I am interested to know if you've had any experience with peer-led services? I don't know what services might be in your respective areas but in Queensland there are some places using the 'clubhouse' model and some using a 'non-clinical support' model that have apparently been positive, and the Safe Haven in Hobart is... sort of peer led, which has also been received well.
No problem, @sadboyhours ! 🙂
After my horrible experiance with the traditional mental health system (which occurred years before I ever heard anyone even mentioning "peer-led/peer-support services"), I would not even think about going near any sort of help service until I knew precisely what I was letting myself in for. I was trapped in the system for 8 years, you see, with no obvious way out; and I just can't subject myself to that sort of captivity again.
Unfortunately, I'm yet to find a description of peer-led services that properly clarifies what they do exactly, in plain english. And until I can fully understand what they do, precisely, I wouldn't even think of going near them.
Unfortunately, I'm not aloud to write my opinions here about the information I've encountered about peed-led services, so I'll just have to leave it at that.
So yeah... peer-led services: haven't tried them; can't speak from personal experiance; haven't heard anything to make me think they might be worth my while.
That's all I can really say.
06-10-2025 08:36 AM
06-10-2025 08:36 AM
These forums are a wonderful example of a peer-led service @sadboyhours and a leader in that area in Australia.

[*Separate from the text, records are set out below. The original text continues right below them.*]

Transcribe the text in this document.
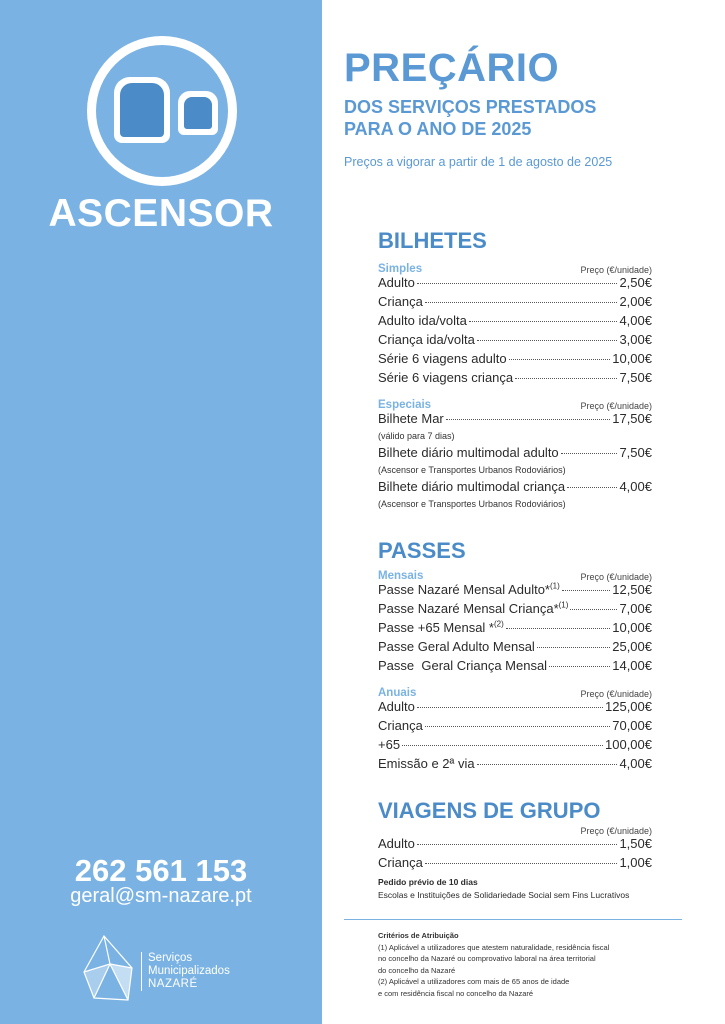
ASCENSOR
262 561 153
geral@sm-nazare.pt
Serviços
Municipalizados
NAZARÉ
PREÇÁRIO
DOS SERVIÇOS PRESTADOS
PARA O ANO DE 2025
Preços a vigorar a partir de 1 de agosto de 2025
BILHETES
Simples	Preço (€/unidade)
Adulto	2,50€
Criança	2,00€
Adulto ida/volta	4,00€
Criança ida/volta	3,00€
Série 6 viagens adulto	10,00€
Série 6 viagens criança	7,50€
Especiais	Preço (€/unidade)
Bilhete Mar	17,50€
(válido para 7 dias)
Bilhete diário multimodal adulto	7,50€
(Ascensor e Transportes Urbanos Rodoviários)
Bilhete diário multimodal criança	4,00€
(Ascensor e Transportes Urbanos Rodoviários)
PASSES
Mensais	Preço (€/unidade)
Passe Nazaré Mensal Adulto*$^{(1)}$	12,50€
Passe Nazaré Mensal Criança*$^{(1)}$	7,00€
Passe +65 Mensal *$^{(2)}$	10,00€
Passe Geral Adulto Mensal	25,00€
Passe  Geral Criança Mensal	14,00€
Anuais	Preço (€/unidade)
Adulto	125,00€
Criança	70,00€
+65	100,00€
Emissão e 2ª via	4,00€
VIAGENS DE GRUPO
Preço (€/unidade)
Adulto	1,50€
Criança	1,00€
Pedido prévio de 10 dias
Escolas e Instituições de Solidariedade Social sem Fins Lucrativos
Critérios de Atribuição
(1) Aplicável a utilizadores que atestem naturalidade, residência fiscal
no concelho da Nazaré ou comprovativo laboral na área territorial
do concelho da Nazaré
(2) Aplicável a utilizadores com mais de 65 anos de idade
e com residência fiscal no concelho da Nazaré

The Clubhouse model is an excellent example of the power of a peer led service and I know SANE have closely looked at this model and how it can be incorporated into this service. I am a big fan of this model and the massive impact it can have when people take control of their own service offering.
Unfortunately in Tassie we don't have many options for consideration 😢
@chibam I am not sure how many times we can 'tell' the government what is needed before they actually listen. So much money is wasted in setting up committees/groups etc. to 'evaluate' what is needed time after time yet nothing comes of it.